そういえば、最近はお父さんとお母さんの仲も悪い。
もう離婚するから、そう二人に言われたのはごく最近のこと。
その原因は、私の進路についてらしい。
お母さんとお父さんはお互いが大好きなはずなのに。
それでも別れなきゃダメになったのは私のせい。
私がいなかったらお母さんたちは別れなくていい。
私がいなかったら学年の女の子たちは誰も傷つかない。
私がいなかったらリョーマ君に迷惑をかけることもない。

「…なんだ、」

簡単じゃん。
私がいなくなれば万事解決、なんで今までそんなこともわからなかったんだろう。
上履きからローファーに履き替えて生徒用玄関を出る。

「リョーマ様ぁ、部活頑張ってくださいねっ!」

ハートマークをまき散らしてそう叫ぶように言っていたのは小坂田さんで。
リョーマ君は片手をあげて応えて、竜崎さんと並んで部活に向かっていた。
私がいなかったら、リョーマ君と竜崎さんはうまくいくんだろうな、なんて他人事のように思った。

「っあー!あんたっ」

ずるりと下がった鞄の肩ひもをかけなおす。
それと同時にきっと目を吊り上げて眉を寄せた小坂田さんが私を指さして駆け寄ってきた。

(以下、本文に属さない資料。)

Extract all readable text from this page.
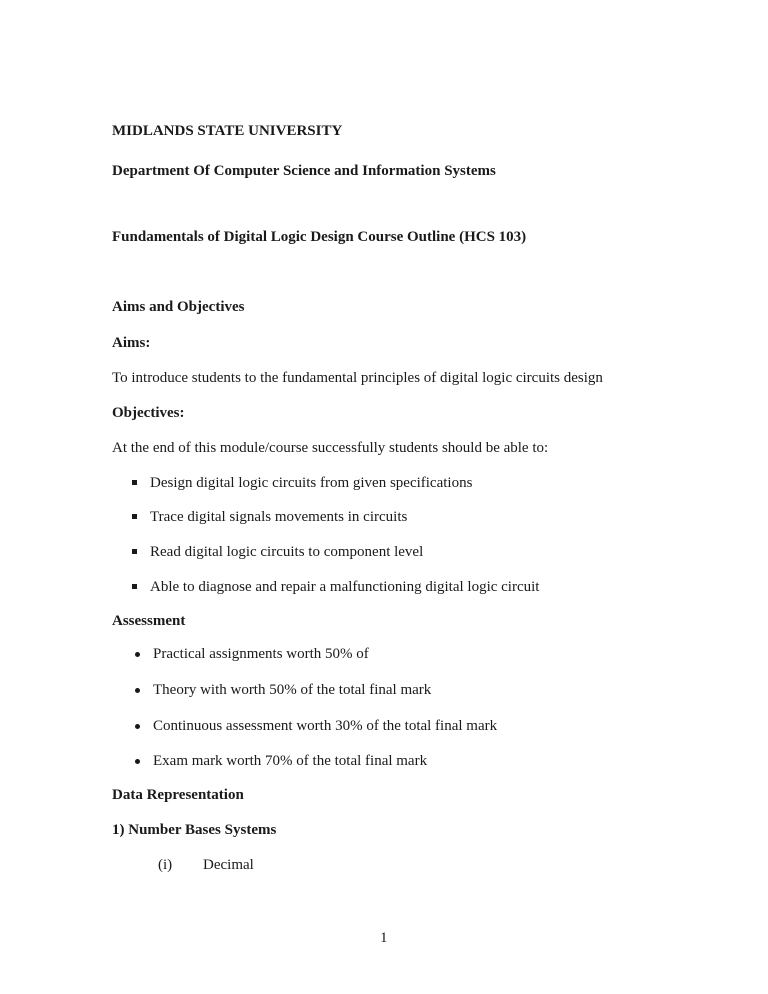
MIDLANDS STATE UNIVERSITY
Department Of Computer Science and Information Systems
Fundamentals of Digital Logic Design Course Outline (HCS 103)
Aims and Objectives
Aims:
To introduce students to the fundamental principles of digital logic circuits design
Objectives:
At the end of this module/course successfully students should be able to:
Design digital logic circuits from given specifications
Trace digital signals movements in circuits
Read digital logic circuits to component level
Able to diagnose and repair a malfunctioning digital logic circuit
Assessment
Practical assignments worth 50% of
Theory with worth 50% of the total final mark
Continuous assessment worth 30% of the total final mark
Exam mark worth 70% of the total final mark
Data Representation
1) Number Bases Systems
(i) Decimal
1
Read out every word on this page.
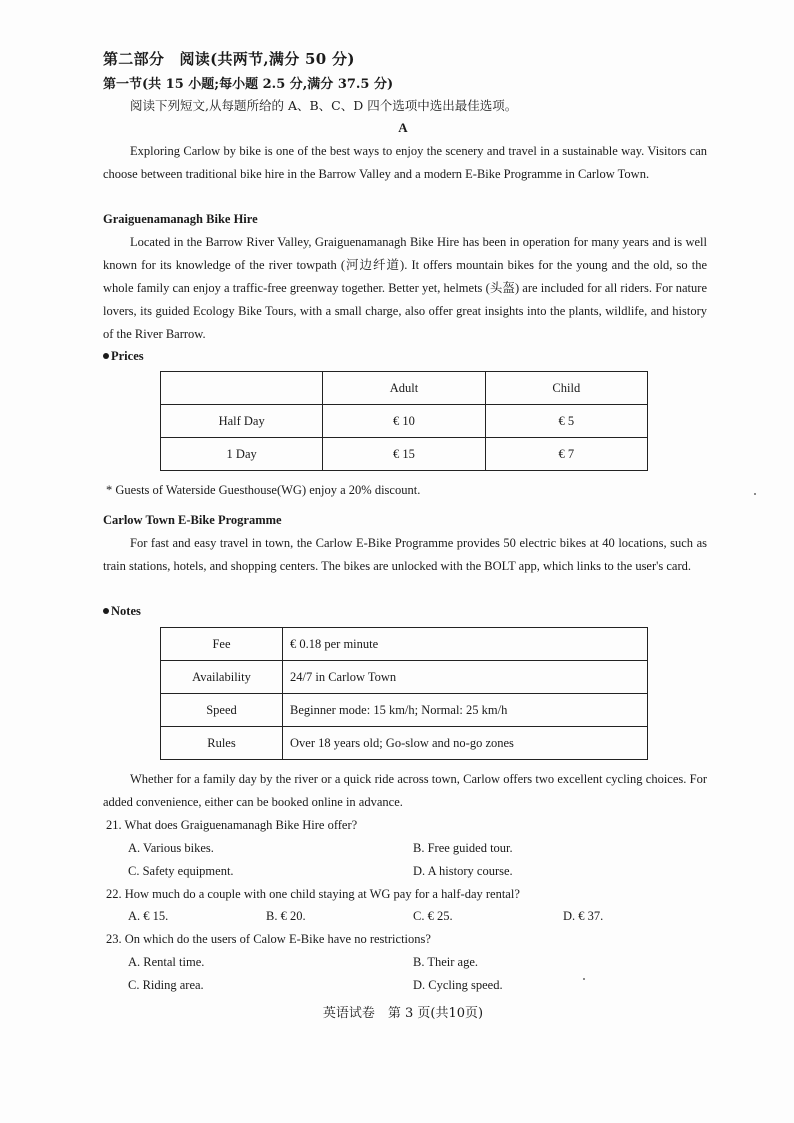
第二部分　阅读(共两节,满分 50 分)
第一节(共 15 小题;每小题 2.5 分,满分 37.5 分)
阅读下列短文,从每题所给的 A、B、C、D 四个选项中选出最佳选项。
A

Exploring Carlow by bike is one of the best ways to enjoy the scenery and travel in a sustainable way. Visitors can choose between traditional bike hire in the Barrow Valley and a modern E-Bike Programme in Carlow Town.

Graiguenamanagh Bike Hire

Located in the Barrow River Valley, Graiguenamanagh Bike Hire has been in operation for many years and is well known for its knowledge of the river towpath (河边纤道). It offers mountain bikes for the young and the old, so the whole family can enjoy a traffic-free greenway together. Better yet, helmets (头盔) are included for all riders. For nature lovers, its guided Ecology Bike Tours, with a small charge, also offer great insights into the plants, wildlife, and history of the River Barrow.

Prices
	Adult	Child
Half Day	€ 10	€ 5
1 Day	€ 15	€ 7
* Guests of Waterside Guesthouse(WG) enjoy a 20% discount.
Carlow Town E-Bike Programme

For fast and easy travel in town, the Carlow E-Bike Programme provides 50 electric bikes at 40 locations, such as train stations, hotels, and shopping centers. The bikes are unlocked with the BOLT app, which links to the user's card.

Notes
Fee	€ 0.18 per minute
Availability	24/7 in Carlow Town
Speed	Beginner mode: 15 km/h; Normal: 25 km/h
Rules	Over 18 years old; Go-slow and no-go zones

Whether for a family day by the river or a quick ride across town, Carlow offers two excellent cycling choices. For added convenience, either can be booked online in advance.

21. What does Graiguenamanagh Bike Hire offer?
A. Various bikes.	B. Free guided tour.
C. Safety equipment.	D. A history course.
22. How much do a couple with one child staying at WG pay for a half-day rental?
A. € 15.	B. € 20.	C. € 25.	D. € 37.
23. On which do the users of Calow E-Bike have no restrictions?
A. Rental time.	B. Their age.
C. Riding area.	D. Cycling speed.
英语试卷　第 3 页(共10页)
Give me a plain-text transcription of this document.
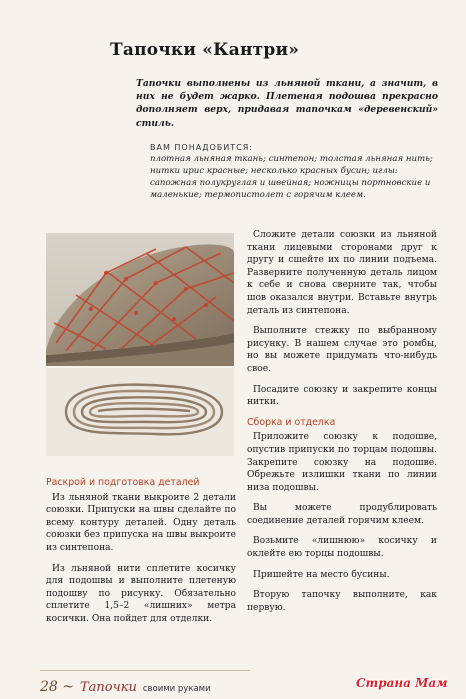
Тапочки «Кантри»
Тапочки выполнены из льняной ткани, а значит, в них не будет жарко. Плетеная подошва прекрасно дополняет верх, придавая тапочкам «деревенский» стиль.
ВАМ ПОНАДОБИТСЯ:
плотная льняная ткань; синтепон; толстая льняная нить; нитки ирис красные; несколько красных бусин; иглы: сапожная полукруглая и швейная; ножницы портновские и маленькие; термопистолет с горячим клеем.

Сложите детали союзки из льняной ткани лицевыми сторонами друг к другу и сшейте их по линии подъема. Разверните полученную деталь лицом к себе и снова сверните так, чтобы шов оказался внутри. Вставьте внутрь деталь из синтепона.

Выполните стежку по выбранному рисунку. В нашем случае это ромбы, но вы можете придумать что-нибудь свое.

Посадите союзку и закрепите концы нитки.

Сборка и отделка

Приложите союзку к подошве, опустив припуски по торцам подошвы. Закрепите союзку на подошве. Обрежьте излишки ткани по линии низа подошвы.

Вы можете продублировать соединение деталей горячим клеем.

Возьмите «лишнюю» косичку и оклейте ею торцы подошвы.

Пришейте на место бусины.

Вторую тапочку выполните, как первую.

Раскрой и подготовка деталей

Из льняной ткани выкроите 2 детали союзки. Припуски на швы сделайте по всему контуру деталей. Одну деталь союзки без припуска на швы выкроите из синтепона.

Из льняной нити сплетите косичку для подошвы и выполните плетеную подошву по рисунку. Обязательно сплетите 1,5–2 «лишних» метра косички. Она пойдет для отделки.

28 ~ Тапочки своими руками	Страна Мам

「リョーマ様の彼女だからって、調子乗らないでよねっ」

びしっ、と人差し指を差してくる小坂田さん。
やっぱり小坂田さんもリョーマ君のこと好きなんだろうな。

「…違うよ」

「はぁ?」

「…………なんでもない」

「何よそれっ!私だってリョーマ様の彼女になりたいのに…っ」

やっぱり私なんかじゃダメだよね。
知ってるし、わかってるよ。
でも安心して。

「もういなくなるから」

「…は?」

訝しげに眉を寄せる小坂田さんに笑みを浮かべ、そのまま横をすり抜けた。
あ、ちょっと!なんて声も聞こえるけど無視する。
早くいなくならなきゃダメだから、ごめんね小坂田さん。

「どうしよう、」

どうすればすぐにいなくなれるかな。
手首を切ればいいのかな。
やり方なんてわからないけど、今日はお母さんもお父さんも帰りが遅い日だから時間はあるはず。
もう通うこともなであろう青学の校舎を最後に見あげて、そのまま帰路についた。